L’Inghilterra di Elisabetta I

Un regno pacifico

Nella seconda metà del Cinquecento l’Inghilterra fu governata da una grande regina, Elisabetta Tudor. Negli anni del suo lungo regno (1558-1603) Elisabetta seguì una politica del tutto opposta a quella di Filippo II in Spagna. Infatti la regina aveva due obiettivi: la pace religiosa e l’incoraggiamento alle iniziative economiche della borghesia inglese. Come ricorderai (capitolo 3), l’Inghilterra si era staccata dalla Chiesa cattolica, fondando la Chiesa anglicana. Però nel Paese c’erano ancora dei cattolici, ostili a Elisabetta. Essi volevano portare sul trono la regina di Scozia, Maria Stuart, che era cattolica. Ci furono dei complotti per uccidere Elisabetta: il più pericoloso fu quello organizzato dal paggio di Maria Stuart, Anthony Babington. La congiura venne scoperta e nel 1586 Maria, ritenuta complice, fu condannata a morte. L’uccisione di Maria attirò su Elisabetta le ire di tutti i sovrani cattolici d’Europa, in primo luogo Filippo II, re di Spagna. Tanto più che Elisabetta appoggiava la rivolta dei Paesi Bassi contro il sovrano spagnolo. L’Inghilterra seppe però difendersi dall’attacco portato dall’Invincibile Armata e da quell’avvenimento la sicurezza del paese uscì rafforzata. Elisabetta trovò una soluzione al problema religioso, garantendo una relativa libertà alle diverse Chiese, a eccezione di quella cattolica.

Un’economia in crescita

Durante il regno di Elisabetta, in Inghilterra si diffuse uno sviluppo straordinario in ogni campo della produzione artigianale e agricola. Grandi estensioni di terra, già appartenenti alla Chiesa cattolica, furono vendute ai privati. La formazione di proprietà private fu incoraggiata dalla stessa regina, che mise in vendita i terreni appartenenti alla corona. I nuovi proprietari praticavano un’agricoltura moderna, in grado di produrre molto. Ottennero questo risultato cominciando a sfruttare i terreni situati nelle vicinanze dei villaggi, che in precedenza erano lasciati in uso ai contadini più poveri, perché potessero raccogliere la legna o far pascolare il bestiame. Queste terre, chiamate «campi aperti», furono recintate e messe in vendita. Chi le acquistava, per ricavarne un adeguato guadagno, era stimolato a farle produrre il più possibile. Inoltre, poiché la lana era diventata una merce molto richiesta e ben pagata dalle tante manifatture tessili, alcuni terreni vennero utilizzati come pascoli per le pecore.

Agricoltura moderna

Si diffusero anche nuove coltivazioni, come il luppolo (usato nella fabbricazione della birra), la segale, l’avena e l’orzo, tutti cereali che a quei tempi erano utilizzati nella cucina inglese. Nelle campagne sorsero fattorie, stalle, granai e case per i proprietari. Ben presto fu il commercio a orientare la produzione. Gli agricoltori infatti, oltre a vendere i raccolti ai mercati nelle vicine città, tenevano conto delle richieste che provenivano dai commercianti. Ad esempio, se in un certo anno i fabbricanti di birra, essendo i consumi di quella bevanda in crescita, richiedevano una quantità di cereali superiore a quella dell’anno precedente, l’agricoltore adeguava la sua produzione. Al posto del grano, seminava i cereali usati nella fermentazione della birra, come il luppolo, l’avena e l’orzo. Così facendo, egli sapeva che alla fine della stagione avrebbe guadagnato di più.

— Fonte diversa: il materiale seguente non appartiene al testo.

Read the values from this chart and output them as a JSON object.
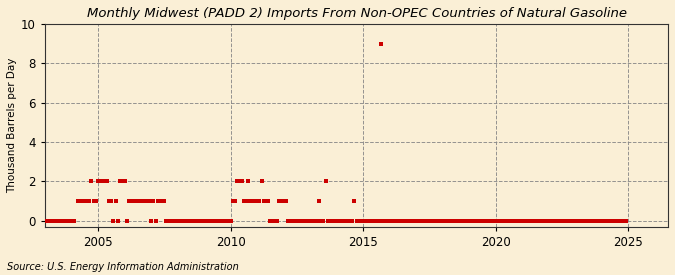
{
  "title": "Monthly Midwest (PADD 2) Imports From Non-OPEC Countries of Natural Gasoline",
  "ylabel": "Thousand Barrels per Day",
  "source": "Source: U.S. Energy Information Administration",
  "xlim": [
    2003.0,
    2026.5
  ],
  "ylim": [
    -0.3,
    10
  ],
  "yticks": [
    0,
    2,
    4,
    6,
    8,
    10
  ],
  "xticks": [
    2005,
    2010,
    2015,
    2020,
    2025
  ],
  "bg_color": "#faefd6",
  "marker_color": "#cc0000",
  "data": [
    [
      2003.0,
      0
    ],
    [
      2003.08,
      0
    ],
    [
      2003.17,
      0
    ],
    [
      2003.25,
      0
    ],
    [
      2003.33,
      0
    ],
    [
      2003.42,
      0
    ],
    [
      2003.5,
      0
    ],
    [
      2003.58,
      0
    ],
    [
      2003.67,
      0
    ],
    [
      2003.75,
      0
    ],
    [
      2003.83,
      0
    ],
    [
      2003.92,
      0
    ],
    [
      2004.0,
      0
    ],
    [
      2004.08,
      0
    ],
    [
      2004.25,
      1
    ],
    [
      2004.33,
      1
    ],
    [
      2004.42,
      1
    ],
    [
      2004.5,
      1
    ],
    [
      2004.58,
      1
    ],
    [
      2004.67,
      1
    ],
    [
      2004.75,
      2
    ],
    [
      2004.83,
      1
    ],
    [
      2004.92,
      1
    ],
    [
      2005.0,
      2
    ],
    [
      2005.08,
      2
    ],
    [
      2005.17,
      2
    ],
    [
      2005.25,
      2
    ],
    [
      2005.33,
      2
    ],
    [
      2005.42,
      1
    ],
    [
      2005.5,
      1
    ],
    [
      2005.58,
      0
    ],
    [
      2005.67,
      1
    ],
    [
      2005.75,
      0
    ],
    [
      2005.83,
      2
    ],
    [
      2005.92,
      2
    ],
    [
      2006.0,
      2
    ],
    [
      2006.08,
      0
    ],
    [
      2006.17,
      1
    ],
    [
      2006.25,
      1
    ],
    [
      2006.33,
      1
    ],
    [
      2006.42,
      1
    ],
    [
      2006.5,
      1
    ],
    [
      2006.58,
      1
    ],
    [
      2006.67,
      1
    ],
    [
      2006.75,
      1
    ],
    [
      2006.83,
      1
    ],
    [
      2006.92,
      1
    ],
    [
      2007.0,
      0
    ],
    [
      2007.08,
      1
    ],
    [
      2007.17,
      0
    ],
    [
      2007.25,
      1
    ],
    [
      2007.33,
      1
    ],
    [
      2007.42,
      1
    ],
    [
      2007.5,
      1
    ],
    [
      2007.58,
      0
    ],
    [
      2007.67,
      0
    ],
    [
      2007.75,
      0
    ],
    [
      2007.83,
      0
    ],
    [
      2007.92,
      0
    ],
    [
      2008.0,
      0
    ],
    [
      2008.08,
      0
    ],
    [
      2008.17,
      0
    ],
    [
      2008.25,
      0
    ],
    [
      2008.33,
      0
    ],
    [
      2008.42,
      0
    ],
    [
      2008.5,
      0
    ],
    [
      2008.58,
      0
    ],
    [
      2008.67,
      0
    ],
    [
      2008.75,
      0
    ],
    [
      2008.83,
      0
    ],
    [
      2008.92,
      0
    ],
    [
      2009.0,
      0
    ],
    [
      2009.08,
      0
    ],
    [
      2009.17,
      0
    ],
    [
      2009.25,
      0
    ],
    [
      2009.33,
      0
    ],
    [
      2009.42,
      0
    ],
    [
      2009.5,
      0
    ],
    [
      2009.58,
      0
    ],
    [
      2009.67,
      0
    ],
    [
      2009.75,
      0
    ],
    [
      2009.83,
      0
    ],
    [
      2009.92,
      0
    ],
    [
      2010.0,
      0
    ],
    [
      2010.08,
      1
    ],
    [
      2010.17,
      1
    ],
    [
      2010.25,
      2
    ],
    [
      2010.33,
      2
    ],
    [
      2010.42,
      2
    ],
    [
      2010.5,
      1
    ],
    [
      2010.58,
      1
    ],
    [
      2010.67,
      2
    ],
    [
      2010.75,
      1
    ],
    [
      2010.83,
      1
    ],
    [
      2010.92,
      1
    ],
    [
      2011.0,
      1
    ],
    [
      2011.08,
      1
    ],
    [
      2011.17,
      2
    ],
    [
      2011.25,
      1
    ],
    [
      2011.33,
      1
    ],
    [
      2011.42,
      1
    ],
    [
      2011.5,
      0
    ],
    [
      2011.58,
      0
    ],
    [
      2011.67,
      0
    ],
    [
      2011.75,
      0
    ],
    [
      2011.83,
      1
    ],
    [
      2011.92,
      1
    ],
    [
      2012.0,
      1
    ],
    [
      2012.08,
      1
    ],
    [
      2012.17,
      0
    ],
    [
      2012.25,
      0
    ],
    [
      2012.33,
      0
    ],
    [
      2012.42,
      0
    ],
    [
      2012.5,
      0
    ],
    [
      2012.58,
      0
    ],
    [
      2012.67,
      0
    ],
    [
      2012.75,
      0
    ],
    [
      2012.83,
      0
    ],
    [
      2012.92,
      0
    ],
    [
      2013.0,
      0
    ],
    [
      2013.08,
      0
    ],
    [
      2013.17,
      0
    ],
    [
      2013.25,
      0
    ],
    [
      2013.33,
      1
    ],
    [
      2013.42,
      0
    ],
    [
      2013.5,
      0
    ],
    [
      2013.58,
      2
    ],
    [
      2013.67,
      0
    ],
    [
      2013.75,
      0
    ],
    [
      2013.83,
      0
    ],
    [
      2013.92,
      0
    ],
    [
      2014.0,
      0
    ],
    [
      2014.08,
      0
    ],
    [
      2014.17,
      0
    ],
    [
      2014.25,
      0
    ],
    [
      2014.33,
      0
    ],
    [
      2014.42,
      0
    ],
    [
      2014.5,
      0
    ],
    [
      2014.58,
      0
    ],
    [
      2014.67,
      1
    ],
    [
      2014.75,
      0
    ],
    [
      2014.83,
      0
    ],
    [
      2014.92,
      0
    ],
    [
      2015.0,
      0
    ],
    [
      2015.08,
      0
    ],
    [
      2015.17,
      0
    ],
    [
      2015.25,
      0
    ],
    [
      2015.33,
      0
    ],
    [
      2015.42,
      0
    ],
    [
      2015.5,
      0
    ],
    [
      2015.58,
      0
    ],
    [
      2015.67,
      9
    ],
    [
      2015.75,
      0
    ],
    [
      2015.83,
      0
    ],
    [
      2015.92,
      0
    ],
    [
      2016.0,
      0
    ],
    [
      2016.08,
      0
    ],
    [
      2016.17,
      0
    ],
    [
      2016.25,
      0
    ],
    [
      2016.33,
      0
    ],
    [
      2016.42,
      0
    ],
    [
      2016.5,
      0
    ],
    [
      2016.58,
      0
    ],
    [
      2016.67,
      0
    ],
    [
      2016.75,
      0
    ],
    [
      2016.83,
      0
    ],
    [
      2016.92,
      0
    ],
    [
      2017.0,
      0
    ],
    [
      2017.08,
      0
    ],
    [
      2017.17,
      0
    ],
    [
      2017.25,
      0
    ],
    [
      2017.33,
      0
    ],
    [
      2017.42,
      0
    ],
    [
      2017.5,
      0
    ],
    [
      2017.58,
      0
    ],
    [
      2017.67,
      0
    ],
    [
      2017.75,
      0
    ],
    [
      2017.83,
      0
    ],
    [
      2017.92,
      0
    ],
    [
      2018.0,
      0
    ],
    [
      2018.08,
      0
    ],
    [
      2018.17,
      0
    ],
    [
      2018.25,
      0
    ],
    [
      2018.33,
      0
    ],
    [
      2018.42,
      0
    ],
    [
      2018.5,
      0
    ],
    [
      2018.58,
      0
    ],
    [
      2018.67,
      0
    ],
    [
      2018.75,
      0
    ],
    [
      2018.83,
      0
    ],
    [
      2018.92,
      0
    ],
    [
      2019.0,
      0
    ],
    [
      2019.08,
      0
    ],
    [
      2019.17,
      0
    ],
    [
      2019.25,
      0
    ],
    [
      2019.33,
      0
    ],
    [
      2019.42,
      0
    ],
    [
      2019.5,
      0
    ],
    [
      2019.58,
      0
    ],
    [
      2019.67,
      0
    ],
    [
      2019.75,
      0
    ],
    [
      2019.83,
      0
    ],
    [
      2019.92,
      0
    ],
    [
      2020.0,
      0
    ],
    [
      2020.08,
      0
    ],
    [
      2020.17,
      0
    ],
    [
      2020.25,
      0
    ],
    [
      2020.33,
      0
    ],
    [
      2020.42,
      0
    ],
    [
      2020.5,
      0
    ],
    [
      2020.58,
      0
    ],
    [
      2020.67,
      0
    ],
    [
      2020.75,
      0
    ],
    [
      2020.83,
      0
    ],
    [
      2020.92,
      0
    ],
    [
      2021.0,
      0
    ],
    [
      2021.08,
      0
    ],
    [
      2021.17,
      0
    ],
    [
      2021.25,
      0
    ],
    [
      2021.33,
      0
    ],
    [
      2021.42,
      0
    ],
    [
      2021.5,
      0
    ],
    [
      2021.58,
      0
    ],
    [
      2021.67,
      0
    ],
    [
      2021.75,
      0
    ],
    [
      2021.83,
      0
    ],
    [
      2021.92,
      0
    ],
    [
      2022.0,
      0
    ],
    [
      2022.08,
      0
    ],
    [
      2022.17,
      0
    ],
    [
      2022.25,
      0
    ],
    [
      2022.33,
      0
    ],
    [
      2022.42,
      0
    ],
    [
      2022.5,
      0
    ],
    [
      2022.58,
      0
    ],
    [
      2022.67,
      0
    ],
    [
      2022.75,
      0
    ],
    [
      2022.83,
      0
    ],
    [
      2022.92,
      0
    ],
    [
      2023.0,
      0
    ],
    [
      2023.08,
      0
    ],
    [
      2023.17,
      0
    ],
    [
      2023.25,
      0
    ],
    [
      2023.33,
      0
    ],
    [
      2023.42,
      0
    ],
    [
      2023.5,
      0
    ],
    [
      2023.58,
      0
    ],
    [
      2023.67,
      0
    ],
    [
      2023.75,
      0
    ],
    [
      2023.83,
      0
    ],
    [
      2023.92,
      0
    ],
    [
      2024.0,
      0
    ],
    [
      2024.08,
      0
    ],
    [
      2024.17,
      0
    ],
    [
      2024.25,
      0
    ],
    [
      2024.33,
      0
    ],
    [
      2024.42,
      0
    ],
    [
      2024.5,
      0
    ],
    [
      2024.58,
      0
    ],
    [
      2024.67,
      0
    ],
    [
      2024.75,
      0
    ],
    [
      2024.83,
      0
    ],
    [
      2024.92,
      0
    ]
  ]
}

Un proprietario terriero inglese davanti alla sua casa di campagna, insieme con la famiglia, i servi e i contadini che lavorano per lui.

Un’età d’oro anche per la cultura

La corte della regina Elisabetta I fu un centro culturale dove operarono grandi artisti, in particolare autori di opere teatrali. I più famosi furono Ben Jonson, Christopher Marlowe e soprattutto William Shakespeare (1564-1616), uno dei più grandi scrittori di tutti i tempi. Egli scrisse molte tragedie ispirate alla storia inglese (come Macbeth e Riccardo III) o di altri paesi (Amleto, Otello, Romeo e Giulietta), oltre a numerose commedie.